What should I expect after PEG placement?

  • You will be looked after in the Endoscopy Department for a short period of time and will be admitted to the hospital for a day or two.  Usually, the tube feedings do not begin until the following morning. 
  • The PEG tube does not prevent you from eating regular food.  The PEG tube provides an access, directly into your stomach, for extra nutrition if you are not able to take enough nutrition by mouth.
  • The tube will only be in place as long as you need it to meet your nutritional needs.  Some people may need it for a short period of time and others may need to leave it in for their entire life.
  • It is not uncommon to need to replace the tube from time to time if long term use is required.
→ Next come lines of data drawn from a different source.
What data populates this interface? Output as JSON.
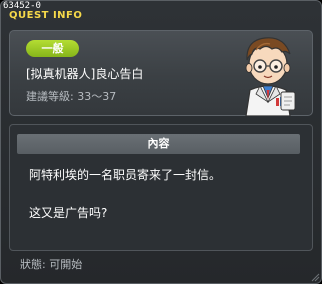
{
  "window": {
    "quest_id": "63452-0",
    "title": "QUEST INFO"
  },
  "quest": {
    "badge": "一般",
    "badge_color": "#9bcc22",
    "name": "[拟真机器人]良心告白",
    "level": "建議等級: 33～37",
    "npc_icon": "scientist-npc-portrait"
  },
  "content": {
    "header": "內容",
    "lines": [
      "阿特利埃的一名职员寄来了一封信。",
      "这又是广告吗?"
    ]
  },
  "status": {
    "text": "狀態:  可開始"
  },
  "colors": {
    "title": "#f6d94a",
    "muted_text": "#b7bcc1"
  }
}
The tube can be easily removed when it is no longer needed.

What are the possible complications of PEG placement?
Although problems with PEG tubes are rare, it is important for you to know when to call the doctor.
Call if you have:

  • Diarrhea for more than 48 hours
  • Persistent nausea or vomiting, dehydration (symptoms:  thirst, dry tongue, fever, skin changes).
  • Vomiting of feedings; bloating, or abdominal distention.
  • Severe pain at tube site, a temperature over 101, or excessive drainage or bleeding from the site.
  • If it is difficult or impossible to flush the tube with formula or water.